There are so many games out there we couldn't possibly review them all. Welcome to Snapshot, where we highlight games that might fall outside our usual coverage but are still something we think you should know about. Today: Tiny and Big: Grandpa's Leftovers for PC.


Snapshot Tiny and Big Grandpa's Leftovers

Some games teach us about the perils of war, how physics work or what we can look forward to in a future of space exploration, aliens and super-intelligent robots. But some games provide insight into something even more mystical, even more special and remarkably less intelligent than those robots: ourselves. Tiny and Big: Grandpa's Leftovers is one of those games.

And it has high-powered laser action. Like, a lot of high-powered laser action.



Tiny and Big: Grandpa's Leftovers is a brilliant combination of pedantic and introspective gaming. On the surface it is a cel-shaded, physics-infused, third-person adventure about a boy searching for his grandfather's underwear in a barren desert. On a deeper level, each scenario in which panty protagonist Tiny finds himself offers so many different points of articulation and destruction that the very nature of the person playing is revealed with each decision.

Tiny has three tools at his disposal: a hook, rockets and a laser gun that cuts through almost any surface in the game, including stones, walls, platforms, mountains and priceless, ancient monuments. Most of the game is spent destroying beautiful archaeological temples, and they are beautiful – the art direction in Grandpa's Leftovers is outstanding, hovering between Adventure Time cartoonishness and the gritty sophistication of Borderlands.

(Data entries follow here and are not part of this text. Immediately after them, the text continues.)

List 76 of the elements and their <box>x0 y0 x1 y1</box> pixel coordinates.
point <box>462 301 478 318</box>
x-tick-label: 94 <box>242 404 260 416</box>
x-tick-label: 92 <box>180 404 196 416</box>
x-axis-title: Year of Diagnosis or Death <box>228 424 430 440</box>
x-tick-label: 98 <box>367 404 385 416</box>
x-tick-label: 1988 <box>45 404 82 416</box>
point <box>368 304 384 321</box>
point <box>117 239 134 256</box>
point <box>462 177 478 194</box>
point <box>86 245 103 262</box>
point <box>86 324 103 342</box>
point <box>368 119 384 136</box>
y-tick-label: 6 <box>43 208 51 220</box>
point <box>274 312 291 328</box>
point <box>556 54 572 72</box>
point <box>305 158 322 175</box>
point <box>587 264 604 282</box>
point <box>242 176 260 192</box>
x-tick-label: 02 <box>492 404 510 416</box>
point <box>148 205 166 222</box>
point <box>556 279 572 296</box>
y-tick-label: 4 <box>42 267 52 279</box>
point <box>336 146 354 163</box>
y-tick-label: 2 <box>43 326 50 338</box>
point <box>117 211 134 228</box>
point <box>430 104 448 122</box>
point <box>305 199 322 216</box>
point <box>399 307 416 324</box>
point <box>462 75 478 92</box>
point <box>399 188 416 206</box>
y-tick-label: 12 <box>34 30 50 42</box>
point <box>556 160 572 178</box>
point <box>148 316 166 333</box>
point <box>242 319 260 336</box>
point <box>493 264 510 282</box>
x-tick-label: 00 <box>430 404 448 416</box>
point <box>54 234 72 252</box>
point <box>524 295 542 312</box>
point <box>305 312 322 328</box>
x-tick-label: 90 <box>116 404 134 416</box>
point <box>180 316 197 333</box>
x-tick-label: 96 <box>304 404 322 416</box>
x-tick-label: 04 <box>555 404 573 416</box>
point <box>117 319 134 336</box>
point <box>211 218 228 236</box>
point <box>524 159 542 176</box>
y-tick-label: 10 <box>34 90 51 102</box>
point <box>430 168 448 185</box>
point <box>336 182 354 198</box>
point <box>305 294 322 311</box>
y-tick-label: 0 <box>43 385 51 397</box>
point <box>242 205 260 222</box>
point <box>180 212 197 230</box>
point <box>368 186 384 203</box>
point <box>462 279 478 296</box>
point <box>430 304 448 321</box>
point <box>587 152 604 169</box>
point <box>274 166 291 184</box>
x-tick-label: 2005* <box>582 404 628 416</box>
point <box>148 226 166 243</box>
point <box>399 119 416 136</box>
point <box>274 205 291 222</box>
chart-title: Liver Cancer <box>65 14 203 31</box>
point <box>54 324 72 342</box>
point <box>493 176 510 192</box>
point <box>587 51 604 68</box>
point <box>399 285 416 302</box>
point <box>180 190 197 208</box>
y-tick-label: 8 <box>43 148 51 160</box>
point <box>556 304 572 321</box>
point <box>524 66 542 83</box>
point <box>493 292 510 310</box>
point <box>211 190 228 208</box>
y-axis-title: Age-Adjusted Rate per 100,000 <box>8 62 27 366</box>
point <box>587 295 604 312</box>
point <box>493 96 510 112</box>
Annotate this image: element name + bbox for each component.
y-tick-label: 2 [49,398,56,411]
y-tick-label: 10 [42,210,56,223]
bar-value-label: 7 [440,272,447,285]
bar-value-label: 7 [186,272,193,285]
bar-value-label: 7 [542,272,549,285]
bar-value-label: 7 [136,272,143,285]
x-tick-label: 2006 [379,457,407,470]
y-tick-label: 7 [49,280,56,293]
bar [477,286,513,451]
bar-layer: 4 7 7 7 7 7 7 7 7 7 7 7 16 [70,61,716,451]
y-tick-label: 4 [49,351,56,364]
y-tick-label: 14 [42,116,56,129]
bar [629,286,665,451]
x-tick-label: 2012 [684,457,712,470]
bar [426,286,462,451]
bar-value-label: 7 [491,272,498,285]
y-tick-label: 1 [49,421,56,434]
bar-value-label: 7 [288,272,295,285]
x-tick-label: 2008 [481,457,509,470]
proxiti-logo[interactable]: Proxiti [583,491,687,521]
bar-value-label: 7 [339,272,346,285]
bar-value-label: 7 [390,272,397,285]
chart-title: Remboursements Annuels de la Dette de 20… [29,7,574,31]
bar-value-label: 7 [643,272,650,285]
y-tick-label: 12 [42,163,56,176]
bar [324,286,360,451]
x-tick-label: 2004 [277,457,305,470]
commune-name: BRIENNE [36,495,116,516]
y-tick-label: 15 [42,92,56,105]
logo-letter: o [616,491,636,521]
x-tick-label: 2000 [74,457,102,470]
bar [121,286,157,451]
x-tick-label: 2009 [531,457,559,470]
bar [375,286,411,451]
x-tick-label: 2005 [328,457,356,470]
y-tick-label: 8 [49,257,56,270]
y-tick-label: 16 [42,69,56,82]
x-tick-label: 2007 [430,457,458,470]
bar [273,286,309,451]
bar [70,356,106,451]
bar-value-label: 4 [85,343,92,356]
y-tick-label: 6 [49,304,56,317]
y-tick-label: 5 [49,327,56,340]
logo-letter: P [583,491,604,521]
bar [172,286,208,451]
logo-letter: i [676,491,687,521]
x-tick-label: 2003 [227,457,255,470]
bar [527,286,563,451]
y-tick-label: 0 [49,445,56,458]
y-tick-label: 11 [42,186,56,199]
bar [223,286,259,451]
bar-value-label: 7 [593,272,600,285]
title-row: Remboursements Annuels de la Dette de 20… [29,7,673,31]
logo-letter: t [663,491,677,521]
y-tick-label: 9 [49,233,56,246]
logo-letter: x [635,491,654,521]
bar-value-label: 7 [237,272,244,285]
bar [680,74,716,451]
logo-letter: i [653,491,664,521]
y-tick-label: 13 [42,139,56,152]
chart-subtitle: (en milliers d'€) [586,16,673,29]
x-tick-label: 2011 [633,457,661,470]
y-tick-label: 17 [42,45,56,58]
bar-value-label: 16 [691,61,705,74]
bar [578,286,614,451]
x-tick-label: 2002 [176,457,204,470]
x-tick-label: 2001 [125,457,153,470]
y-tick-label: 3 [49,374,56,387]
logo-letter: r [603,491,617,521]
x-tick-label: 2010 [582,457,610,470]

Tiny chases Big, his smaller, blundering nemesis who has stolen his grandfather's underpants and is using them to control ancient, telekinetic magic. To reach Big, Tiny must scale monumental temples carved into the sides of mountains, using his laser cutter to chop gigantic pillars in half, hooking them toward him or rocketing them away to create bridges and unveil secrets. The entire world is destructible, and there is a wonderful sense of achievement in destroying each bit of irreplaceable ancient history (literally, as that's what many of the Steam achievements are for).

Snapshot Tiny and Big Grandpa's Leftovers PC

The game is four hours long on a first run-through, though with plenty of replay value as a sandbox or time-trial game. During my first run, roughly half-way through the six levels, I handed the controller over to my boyfriend, who had been watching my progress avidly as Tiny tried to run up a platform without getting smushed by the boulders Big kept throwing down with his tightie-whitey mind powers. And I was amazed.

It was like I didn't even know this man holding the controller: He approached each in-game element in entirely diverse ways from my own thought processes, essentially playing an entirely different game. Consistently, where I would try to make a bridge with a fallen pillar, he would cut the ground horizontally and pull it toward Tiny, attempting to make the environment work for him, rather than working with it as I was (what this says about our relationship, we'll let Freud figure out).

It was then that I realized the enormousness of Grandpa's Leftovers. The campaign itself may not be 40 hours long, but with the amount of unique gameplay opportunities at every step, it easily eclipses days of playtime – and perhaps a lifetime of insight.

Also, lasers.


This article is based on a download of Tiny and Big: Grandpa's Leftovers, provided by Black Pants Game Studio.